入江 CropScopeは、カゴメが持つ熟練トマト農家の栽培ノウハウを学習させたAIモデルを使って営農アドバイスを行っています。経験豊富な農家の「匠の技」は暗黙知の部分が大きいですが、それをAIによって形式知化することで、農業の経験の浅い人でも活用することができるようになります。私たちがCropScopeのサービスを通じて目指しているのは、究極的には、気候変動により作物の適地が変わっていく中でも、新たに農業に取り組む人が熟練農家のノウハウをもとに農業を始められるような「誰でも農業ができる」世界です。
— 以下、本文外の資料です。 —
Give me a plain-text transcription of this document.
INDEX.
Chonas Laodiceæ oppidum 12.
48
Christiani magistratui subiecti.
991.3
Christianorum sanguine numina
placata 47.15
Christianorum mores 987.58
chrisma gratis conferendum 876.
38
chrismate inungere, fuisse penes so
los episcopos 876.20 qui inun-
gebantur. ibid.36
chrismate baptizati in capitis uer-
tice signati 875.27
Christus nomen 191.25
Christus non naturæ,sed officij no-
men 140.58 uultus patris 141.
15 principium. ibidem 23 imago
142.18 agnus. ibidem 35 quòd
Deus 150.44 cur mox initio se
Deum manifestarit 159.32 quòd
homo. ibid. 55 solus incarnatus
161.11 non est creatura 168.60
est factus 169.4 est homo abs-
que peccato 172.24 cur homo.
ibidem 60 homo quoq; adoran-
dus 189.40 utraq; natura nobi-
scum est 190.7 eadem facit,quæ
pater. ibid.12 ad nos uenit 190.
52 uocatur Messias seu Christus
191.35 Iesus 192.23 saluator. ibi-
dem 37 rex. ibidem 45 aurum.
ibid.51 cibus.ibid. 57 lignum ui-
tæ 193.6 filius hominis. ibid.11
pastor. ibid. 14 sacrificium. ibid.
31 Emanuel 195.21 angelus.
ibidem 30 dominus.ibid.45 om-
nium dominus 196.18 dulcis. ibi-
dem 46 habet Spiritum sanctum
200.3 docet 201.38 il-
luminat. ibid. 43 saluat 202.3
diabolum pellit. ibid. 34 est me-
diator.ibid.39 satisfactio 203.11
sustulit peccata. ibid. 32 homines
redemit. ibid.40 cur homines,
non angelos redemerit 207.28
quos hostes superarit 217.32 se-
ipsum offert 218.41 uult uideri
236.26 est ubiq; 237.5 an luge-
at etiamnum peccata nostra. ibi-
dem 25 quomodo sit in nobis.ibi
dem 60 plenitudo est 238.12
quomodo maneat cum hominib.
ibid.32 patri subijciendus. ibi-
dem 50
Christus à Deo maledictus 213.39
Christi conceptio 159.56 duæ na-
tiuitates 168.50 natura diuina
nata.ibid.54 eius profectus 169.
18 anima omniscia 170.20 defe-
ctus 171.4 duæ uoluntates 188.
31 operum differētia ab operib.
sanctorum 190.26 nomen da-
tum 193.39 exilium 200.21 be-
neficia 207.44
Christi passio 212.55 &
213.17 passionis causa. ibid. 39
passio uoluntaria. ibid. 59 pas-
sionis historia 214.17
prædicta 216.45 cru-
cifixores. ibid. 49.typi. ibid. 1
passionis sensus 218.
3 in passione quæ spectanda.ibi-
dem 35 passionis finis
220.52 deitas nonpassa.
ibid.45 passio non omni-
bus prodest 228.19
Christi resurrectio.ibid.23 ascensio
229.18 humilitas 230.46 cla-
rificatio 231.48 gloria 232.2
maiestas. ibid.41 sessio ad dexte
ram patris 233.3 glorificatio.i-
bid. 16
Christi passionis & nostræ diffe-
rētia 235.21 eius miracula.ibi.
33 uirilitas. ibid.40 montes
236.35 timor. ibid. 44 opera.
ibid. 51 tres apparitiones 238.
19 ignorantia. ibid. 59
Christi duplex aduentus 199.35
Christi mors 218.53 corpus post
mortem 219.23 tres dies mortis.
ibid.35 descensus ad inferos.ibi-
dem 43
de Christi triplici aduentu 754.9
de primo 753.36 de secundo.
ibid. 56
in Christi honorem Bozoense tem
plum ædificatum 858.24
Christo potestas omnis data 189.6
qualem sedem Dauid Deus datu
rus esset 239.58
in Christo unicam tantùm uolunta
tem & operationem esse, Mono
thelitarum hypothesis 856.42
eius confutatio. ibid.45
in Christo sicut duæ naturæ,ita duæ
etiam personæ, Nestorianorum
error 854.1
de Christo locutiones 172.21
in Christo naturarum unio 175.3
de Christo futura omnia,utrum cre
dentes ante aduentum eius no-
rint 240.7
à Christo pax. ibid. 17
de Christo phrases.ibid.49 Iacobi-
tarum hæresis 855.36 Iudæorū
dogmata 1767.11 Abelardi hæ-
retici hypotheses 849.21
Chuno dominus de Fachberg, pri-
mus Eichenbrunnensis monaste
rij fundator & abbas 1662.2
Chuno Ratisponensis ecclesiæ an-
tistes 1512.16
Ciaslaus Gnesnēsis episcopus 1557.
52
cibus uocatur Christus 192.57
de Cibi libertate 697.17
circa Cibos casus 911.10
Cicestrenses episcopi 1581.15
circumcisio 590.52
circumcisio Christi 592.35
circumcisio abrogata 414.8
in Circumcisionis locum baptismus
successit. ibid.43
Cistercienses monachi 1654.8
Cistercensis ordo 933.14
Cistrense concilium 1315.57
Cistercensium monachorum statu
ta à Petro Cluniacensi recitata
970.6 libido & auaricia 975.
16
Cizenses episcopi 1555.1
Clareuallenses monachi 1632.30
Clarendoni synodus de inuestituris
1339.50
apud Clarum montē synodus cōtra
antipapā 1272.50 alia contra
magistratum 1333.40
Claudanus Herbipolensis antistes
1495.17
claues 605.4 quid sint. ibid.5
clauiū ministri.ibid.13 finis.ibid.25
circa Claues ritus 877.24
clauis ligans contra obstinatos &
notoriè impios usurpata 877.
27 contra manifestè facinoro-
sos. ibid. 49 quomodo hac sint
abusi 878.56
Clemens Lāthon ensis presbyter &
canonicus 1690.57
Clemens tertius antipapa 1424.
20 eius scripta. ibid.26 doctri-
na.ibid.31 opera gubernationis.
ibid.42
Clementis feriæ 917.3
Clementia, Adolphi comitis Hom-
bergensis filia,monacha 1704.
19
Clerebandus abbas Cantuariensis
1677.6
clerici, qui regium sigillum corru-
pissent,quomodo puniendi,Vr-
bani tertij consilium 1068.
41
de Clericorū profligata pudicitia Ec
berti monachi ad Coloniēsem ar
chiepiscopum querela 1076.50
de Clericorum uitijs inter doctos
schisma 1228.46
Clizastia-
―持続可能な農業、とくに環境との関わりについてはいかがですか。
入江 環境への影響という点では、AIのような技術を活用することで、水や肥料をもっと削減できると思っています。これまでの経験や勘に頼る方法では、どうしても必要以上に水や肥料を使ってしまうことがあります。AIを活用して水・肥料の使用を減らしながら収量を増やせることが実証でも確認できており、持続可能な農業に貢献できると考えています。世界的に水不足が深刻化している地域が多く、水使用の削減は重要な課題です。また近年は肥料の価格が高騰しており、コスト面からも肥料の削減が必要です。地域ごとに課題・ニーズは異なりますので、それぞれに合わせた対応が必要です。
―今後の取り組みについて教えてください。
入江 DXASではCropScopeを活用したトマトの生産を自ら行っています。顧客の農家さんにシステムを提供するだけではなく、自分たちでも活用することで、本当にAI営農支援が現場で役に立つものだと示したいと考えています。大雨による被害や蛾による虫害、塩害など、農業の現場で起きる様々な課題への対応にも取り組んでいます。
そうした現場での経験をもとに開発したAI営農支援サービスを様々な国で展開し、それぞれの地域のニーズに合わせた営農支援を提供することで、誰もが持続可能な農業に取り組める世界を目指していきたいです。
まとめ
今回は、加工用トマトの収穫シーズンを迎えたポルトガルのスマート農業の現場を訪問しました。特に印象的だったのは以下の3点です。
・AIと人の力を組み合わせる
ポルトガルの現場では、AIによる営農アドバイスを参考にしながら、DXASのアグロノミストが実際の圃場や気象条件の変化を見たうえでより効果的な提案を行っていました。AIの予測だけに頼るのではなく人の力を組み合わせることで、現場の実情に即した対応が可能になり、それが農家さんの信頼を得ることにもつながっています。
・暗黙知を形式知に
CropScopeは熟練農家のノウハウを学習したAIを活用しています。こうした「暗黙知」をAIで「形式知」にすることで、あらゆる人が農業に取り組めるようになります。また、ネイチャーポジティブや気候変動適応を考える上でも、その土地に根付いた知恵を継承していくことが重要であり、AIをはじめとする技術が貢献できる可能性があります。
・地域ごとの課題に対応
気候変動は農業に大きな影響を及ぼしていますが、課題の内容や優先順位は地域によってそれぞれ異なります。スマート農業のためのICTソリューションには、その土地、地域ごとの状況に応じて必要な対策を組み合わせられることが求められています。
Editor’s Opinion
人手不足や気候変動による様々な課題に対応するため、農業の現場ではICTの活用が進んでいます。今後は水や肥料の使用量を減らした持続可能な農業が広がっていくことで、ネイチャーポジティブにも貢献できる可能性があります。CropScopeのようにAIを活用して「匠の技」のような営農の知恵を継承していくことは、今後も様々な場所で様々な人が持続可能な農業をできるようになることにつながります。同時に、AIだけに頼るのではなく、現場で起きていることに寄り添いながら農家さんをサポートする「アグロノミスト」のような専門人材は日本でも今後より求められていくかもしれません。
(IISE崎村奏子)
本シリーズでは、ネイチャーポジティブに向けたICTの可能性について、引き続き事例をもとに考えていきます。